I am always obliged to point out that in many cases cracking your password isn't even necessary. The beauty of hash collisions is I only need something that generates the same hash as your password. Increases the chances or decreases the time needed to gain access.

Then there is some of those lovely flaws out there. Amazon had a nice one. If you had the password + more stuff would still let you in. So lets say the users password was Ameliorate and my program tried AmeliorateNow, Amazon would accept it.
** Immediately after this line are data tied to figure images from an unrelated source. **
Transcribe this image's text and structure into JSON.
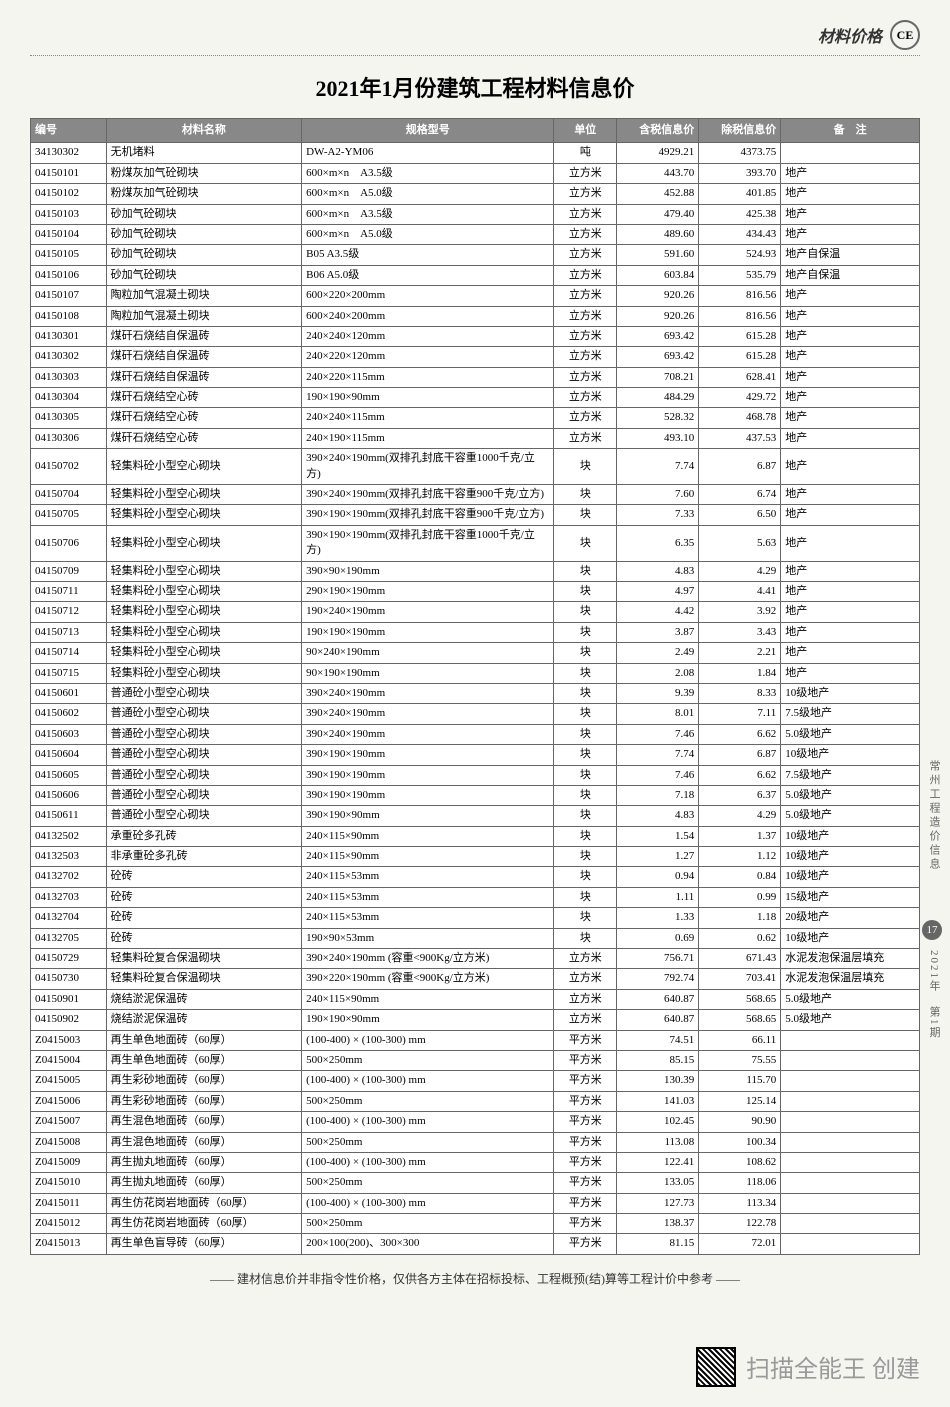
{
  "header": {
    "label": "材料价格",
    "logo": "CE"
  },
  "title": "2021年1月份建筑工程材料信息价",
  "table": {
    "headers": [
      "编号",
      "材料名称",
      "规格型号",
      "单位",
      "含税信息价",
      "除税信息价",
      "备　注"
    ],
    "rows": [
      [
        "34130302",
        "无机堵料",
        "DW-A2-YM06",
        "吨",
        "4929.21",
        "4373.75",
        ""
      ],
      [
        "04150101",
        "粉煤灰加气砼砌块",
        "600×m×n　A3.5级",
        "立方米",
        "443.70",
        "393.70",
        "地产"
      ],
      [
        "04150102",
        "粉煤灰加气砼砌块",
        "600×m×n　A5.0级",
        "立方米",
        "452.88",
        "401.85",
        "地产"
      ],
      [
        "04150103",
        "砂加气砼砌块",
        "600×m×n　A3.5级",
        "立方米",
        "479.40",
        "425.38",
        "地产"
      ],
      [
        "04150104",
        "砂加气砼砌块",
        "600×m×n　A5.0级",
        "立方米",
        "489.60",
        "434.43",
        "地产"
      ],
      [
        "04150105",
        "砂加气砼砌块",
        "B05 A3.5级",
        "立方米",
        "591.60",
        "524.93",
        "地产自保温"
      ],
      [
        "04150106",
        "砂加气砼砌块",
        "B06 A5.0级",
        "立方米",
        "603.84",
        "535.79",
        "地产自保温"
      ],
      [
        "04150107",
        "陶粒加气混凝土砌块",
        "600×220×200mm",
        "立方米",
        "920.26",
        "816.56",
        "地产"
      ],
      [
        "04150108",
        "陶粒加气混凝土砌块",
        "600×240×200mm",
        "立方米",
        "920.26",
        "816.56",
        "地产"
      ],
      [
        "04130301",
        "煤矸石烧结自保温砖",
        "240×240×120mm",
        "立方米",
        "693.42",
        "615.28",
        "地产"
      ],
      [
        "04130302",
        "煤矸石烧结自保温砖",
        "240×220×120mm",
        "立方米",
        "693.42",
        "615.28",
        "地产"
      ],
      [
        "04130303",
        "煤矸石烧结自保温砖",
        "240×220×115mm",
        "立方米",
        "708.21",
        "628.41",
        "地产"
      ],
      [
        "04130304",
        "煤矸石烧结空心砖",
        "190×190×90mm",
        "立方米",
        "484.29",
        "429.72",
        "地产"
      ],
      [
        "04130305",
        "煤矸石烧结空心砖",
        "240×240×115mm",
        "立方米",
        "528.32",
        "468.78",
        "地产"
      ],
      [
        "04130306",
        "煤矸石烧结空心砖",
        "240×190×115mm",
        "立方米",
        "493.10",
        "437.53",
        "地产"
      ],
      [
        "04150702",
        "轻集料砼小型空心砌块",
        "390×240×190mm(双排孔封底干容重1000千克/立方)",
        "块",
        "7.74",
        "6.87",
        "地产"
      ],
      [
        "04150704",
        "轻集料砼小型空心砌块",
        "390×240×190mm(双排孔封底干容重900千克/立方)",
        "块",
        "7.60",
        "6.74",
        "地产"
      ],
      [
        "04150705",
        "轻集料砼小型空心砌块",
        "390×190×190mm(双排孔封底干容重900千克/立方)",
        "块",
        "7.33",
        "6.50",
        "地产"
      ],
      [
        "04150706",
        "轻集料砼小型空心砌块",
        "390×190×190mm(双排孔封底干容重1000千克/立方)",
        "块",
        "6.35",
        "5.63",
        "地产"
      ],
      [
        "04150709",
        "轻集料砼小型空心砌块",
        "390×90×190mm",
        "块",
        "4.83",
        "4.29",
        "地产"
      ],
      [
        "04150711",
        "轻集料砼小型空心砌块",
        "290×190×190mm",
        "块",
        "4.97",
        "4.41",
        "地产"
      ],
      [
        "04150712",
        "轻集料砼小型空心砌块",
        "190×240×190mm",
        "块",
        "4.42",
        "3.92",
        "地产"
      ],
      [
        "04150713",
        "轻集料砼小型空心砌块",
        "190×190×190mm",
        "块",
        "3.87",
        "3.43",
        "地产"
      ],
      [
        "04150714",
        "轻集料砼小型空心砌块",
        "90×240×190mm",
        "块",
        "2.49",
        "2.21",
        "地产"
      ],
      [
        "04150715",
        "轻集料砼小型空心砌块",
        "90×190×190mm",
        "块",
        "2.08",
        "1.84",
        "地产"
      ],
      [
        "04150601",
        "普通砼小型空心砌块",
        "390×240×190mm",
        "块",
        "9.39",
        "8.33",
        "10级地产"
      ],
      [
        "04150602",
        "普通砼小型空心砌块",
        "390×240×190mm",
        "块",
        "8.01",
        "7.11",
        "7.5级地产"
      ],
      [
        "04150603",
        "普通砼小型空心砌块",
        "390×240×190mm",
        "块",
        "7.46",
        "6.62",
        "5.0级地产"
      ],
      [
        "04150604",
        "普通砼小型空心砌块",
        "390×190×190mm",
        "块",
        "7.74",
        "6.87",
        "10级地产"
      ],
      [
        "04150605",
        "普通砼小型空心砌块",
        "390×190×190mm",
        "块",
        "7.46",
        "6.62",
        "7.5级地产"
      ],
      [
        "04150606",
        "普通砼小型空心砌块",
        "390×190×190mm",
        "块",
        "7.18",
        "6.37",
        "5.0级地产"
      ],
      [
        "04150611",
        "普通砼小型空心砌块",
        "390×190×90mm",
        "块",
        "4.83",
        "4.29",
        "5.0级地产"
      ],
      [
        "04132502",
        "承重砼多孔砖",
        "240×115×90mm",
        "块",
        "1.54",
        "1.37",
        "10级地产"
      ],
      [
        "04132503",
        "非承重砼多孔砖",
        "240×115×90mm",
        "块",
        "1.27",
        "1.12",
        "10级地产"
      ],
      [
        "04132702",
        "砼砖",
        "240×115×53mm",
        "块",
        "0.94",
        "0.84",
        "10级地产"
      ],
      [
        "04132703",
        "砼砖",
        "240×115×53mm",
        "块",
        "1.11",
        "0.99",
        "15级地产"
      ],
      [
        "04132704",
        "砼砖",
        "240×115×53mm",
        "块",
        "1.33",
        "1.18",
        "20级地产"
      ],
      [
        "04132705",
        "砼砖",
        "190×90×53mm",
        "块",
        "0.69",
        "0.62",
        "10级地产"
      ],
      [
        "04150729",
        "轻集料砼复合保温砌块",
        "390×240×190mm (容重<900Kg/立方米)",
        "立方米",
        "756.71",
        "671.43",
        "水泥发泡保温层填充"
      ],
      [
        "04150730",
        "轻集料砼复合保温砌块",
        "390×220×190mm (容重<900Kg/立方米)",
        "立方米",
        "792.74",
        "703.41",
        "水泥发泡保温层填充"
      ],
      [
        "04150901",
        "烧结淤泥保温砖",
        "240×115×90mm",
        "立方米",
        "640.87",
        "568.65",
        "5.0级地产"
      ],
      [
        "04150902",
        "烧结淤泥保温砖",
        "190×190×90mm",
        "立方米",
        "640.87",
        "568.65",
        "5.0级地产"
      ],
      [
        "Z0415003",
        "再生单色地面砖（60厚）",
        "(100-400) × (100-300) mm",
        "平方米",
        "74.51",
        "66.11",
        ""
      ],
      [
        "Z0415004",
        "再生单色地面砖（60厚）",
        "500×250mm",
        "平方米",
        "85.15",
        "75.55",
        ""
      ],
      [
        "Z0415005",
        "再生彩砂地面砖（60厚）",
        "(100-400) × (100-300) mm",
        "平方米",
        "130.39",
        "115.70",
        ""
      ],
      [
        "Z0415006",
        "再生彩砂地面砖（60厚）",
        "500×250mm",
        "平方米",
        "141.03",
        "125.14",
        ""
      ],
      [
        "Z0415007",
        "再生混色地面砖（60厚）",
        "(100-400) × (100-300) mm",
        "平方米",
        "102.45",
        "90.90",
        ""
      ],
      [
        "Z0415008",
        "再生混色地面砖（60厚）",
        "500×250mm",
        "平方米",
        "113.08",
        "100.34",
        ""
      ],
      [
        "Z0415009",
        "再生抛丸地面砖（60厚）",
        "(100-400) × (100-300) mm",
        "平方米",
        "122.41",
        "108.62",
        ""
      ],
      [
        "Z0415010",
        "再生抛丸地面砖（60厚）",
        "500×250mm",
        "平方米",
        "133.05",
        "118.06",
        ""
      ],
      [
        "Z0415011",
        "再生仿花岗岩地面砖（60厚）",
        "(100-400) × (100-300) mm",
        "平方米",
        "127.73",
        "113.34",
        ""
      ],
      [
        "Z0415012",
        "再生仿花岗岩地面砖（60厚）",
        "500×250mm",
        "平方米",
        "138.37",
        "122.78",
        ""
      ],
      [
        "Z0415013",
        "再生单色盲导砖（60厚）",
        "200×100(200)、300×300",
        "平方米",
        "81.15",
        "72.01",
        ""
      ]
    ]
  },
  "footer_note": "—— 建材信息价并非指令性价格，仅供各方主体在招标投标、工程概预(结)算等工程计价中参考 ——",
  "side": {
    "text1": "常州工程造价信息",
    "badge": "17",
    "text2": "2021年　第1期"
  },
  "scan": {
    "text": "扫描全能王 创建"
  }
}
Bug has been patched since but your password is only as secure as the system authenticating it.
 
The beauty of hash collisions is I only need something that generates the same hash as your password.

This would be pretty hard if you have a pass phrase...or a key that's worth its while in length, and an algorithm newer then say...2000.

We have seen it work, but its pretty darn hard.
 
This would be pretty hard if you have a pass phrase...or a key that's worth its while in length, and an algorithm newer then say...2000.

We have seen it work, but its pretty darn hard.

Salting works wonders as well. But seen quite a few things storing just an md5 hash to check the password against. Facing a GPU compute rig these days time tables are a little different now. I still get a kick out of the old quote on GSM security now we have machines that can fit in a car to drive around and decrypt calls (Dunno what the time table is now used to be 30 minutes after intercept). Not much falls to brute force attacks so those figures are always inaccurate. Efficiency is usually in the flaws.

But Tom I know you have a lot more experience in the area. Security was never my thing. My brain just doesn't work right, especially in the area of reverse engineering. Funny I thought autistic spectrum people were good at it :p but as Soulzz can tell you Aspergers people are easy to trip up. A long equation is all it takes to blank our minds.